Mr. Bascom, with a glance around to assure himself that most of the hundred members of the Newcastle delegation—vassals of the Winona Corporation and subject to the Empire—had not made use of their passes and boarded, as usual, the six o'clock train, took his seat. A buzz of excitement ran over the house, a dozen men were on their feet, including the plainly agitated Mr. Harper himself. But who is this, in the lunar cockpit before the Speaker's desk, demanding firmly to be heard—so firmly that Mr. Harper, with a glance at him, sits down again; so firmly that Mr. Speaker Doby, hypnotized by an eye, makes the blunder that will eventually cost him his own head?
“The gentleman from Leith, Mr. Crewe.”
As though sensing a drama, the mutterings were hushed once more. Mr.
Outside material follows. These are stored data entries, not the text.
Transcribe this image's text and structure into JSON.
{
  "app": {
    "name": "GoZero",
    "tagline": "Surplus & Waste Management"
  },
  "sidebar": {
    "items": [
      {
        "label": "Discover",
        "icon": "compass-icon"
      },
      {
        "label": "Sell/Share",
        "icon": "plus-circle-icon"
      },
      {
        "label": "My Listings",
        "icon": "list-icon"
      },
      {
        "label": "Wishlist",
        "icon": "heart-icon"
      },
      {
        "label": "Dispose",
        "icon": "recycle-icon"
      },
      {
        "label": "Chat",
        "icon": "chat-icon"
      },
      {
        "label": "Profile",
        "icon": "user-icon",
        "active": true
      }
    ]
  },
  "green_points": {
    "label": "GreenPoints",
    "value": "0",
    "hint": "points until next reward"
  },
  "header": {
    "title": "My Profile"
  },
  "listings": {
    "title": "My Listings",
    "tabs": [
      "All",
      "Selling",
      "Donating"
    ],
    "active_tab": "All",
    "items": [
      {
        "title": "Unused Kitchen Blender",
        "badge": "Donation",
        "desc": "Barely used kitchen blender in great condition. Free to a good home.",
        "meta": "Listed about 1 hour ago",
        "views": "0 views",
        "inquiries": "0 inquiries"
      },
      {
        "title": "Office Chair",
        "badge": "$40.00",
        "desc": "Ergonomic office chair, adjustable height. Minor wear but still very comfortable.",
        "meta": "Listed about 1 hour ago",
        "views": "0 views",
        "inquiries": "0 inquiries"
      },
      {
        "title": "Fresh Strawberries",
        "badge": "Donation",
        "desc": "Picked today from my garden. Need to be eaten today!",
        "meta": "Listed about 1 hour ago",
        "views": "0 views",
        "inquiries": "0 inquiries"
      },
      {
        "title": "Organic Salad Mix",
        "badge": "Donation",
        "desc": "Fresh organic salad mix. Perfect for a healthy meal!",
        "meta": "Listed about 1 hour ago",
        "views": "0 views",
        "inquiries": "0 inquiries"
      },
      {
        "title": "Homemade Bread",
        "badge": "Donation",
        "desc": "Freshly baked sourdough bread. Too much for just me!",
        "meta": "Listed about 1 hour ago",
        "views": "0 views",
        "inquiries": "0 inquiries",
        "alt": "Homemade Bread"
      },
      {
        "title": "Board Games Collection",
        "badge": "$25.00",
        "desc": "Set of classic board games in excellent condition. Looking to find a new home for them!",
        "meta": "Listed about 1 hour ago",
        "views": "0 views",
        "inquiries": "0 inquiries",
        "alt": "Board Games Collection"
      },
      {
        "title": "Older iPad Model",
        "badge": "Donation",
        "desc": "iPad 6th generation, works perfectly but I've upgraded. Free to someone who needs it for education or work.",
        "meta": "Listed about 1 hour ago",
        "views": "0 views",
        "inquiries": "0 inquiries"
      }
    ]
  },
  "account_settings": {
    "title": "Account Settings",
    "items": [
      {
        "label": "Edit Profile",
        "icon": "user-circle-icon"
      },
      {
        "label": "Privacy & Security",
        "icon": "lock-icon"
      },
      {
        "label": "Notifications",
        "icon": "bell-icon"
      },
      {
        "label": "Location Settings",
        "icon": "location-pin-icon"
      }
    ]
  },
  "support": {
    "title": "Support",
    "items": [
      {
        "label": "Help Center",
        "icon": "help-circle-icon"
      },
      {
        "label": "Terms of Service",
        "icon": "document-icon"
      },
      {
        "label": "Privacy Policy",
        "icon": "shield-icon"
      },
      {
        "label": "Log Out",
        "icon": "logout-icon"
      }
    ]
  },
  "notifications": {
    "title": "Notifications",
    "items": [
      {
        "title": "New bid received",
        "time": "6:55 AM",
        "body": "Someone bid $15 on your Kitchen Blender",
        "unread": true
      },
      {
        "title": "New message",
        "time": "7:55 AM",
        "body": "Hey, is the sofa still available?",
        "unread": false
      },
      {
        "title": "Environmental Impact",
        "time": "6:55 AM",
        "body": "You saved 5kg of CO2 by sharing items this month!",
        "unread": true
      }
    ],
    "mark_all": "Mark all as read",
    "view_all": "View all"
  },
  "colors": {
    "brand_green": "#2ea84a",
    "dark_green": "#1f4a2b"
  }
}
Jacob Botcher leaned forward, and cracked his seat; but none, even those who had tasted of his hospitality, recognized that the Black Knight had entered the lists—the greatest deeds of this world, and the heroes of them, coming unheralded out of the plain clay. Mr. Crewe was the calmest man under the roof as he saluted the Speaker, walked up to the clerk's desk, turned his back to it, and leaned both elbows on it; and he regarded the sea of faces with the identical self-possession he had exhibited when he had made his famous address on national affairs. He did not raise his voice at the beginning, but his very presence seemed to compel silence, and curiosity was at fever heat. What was he going to say?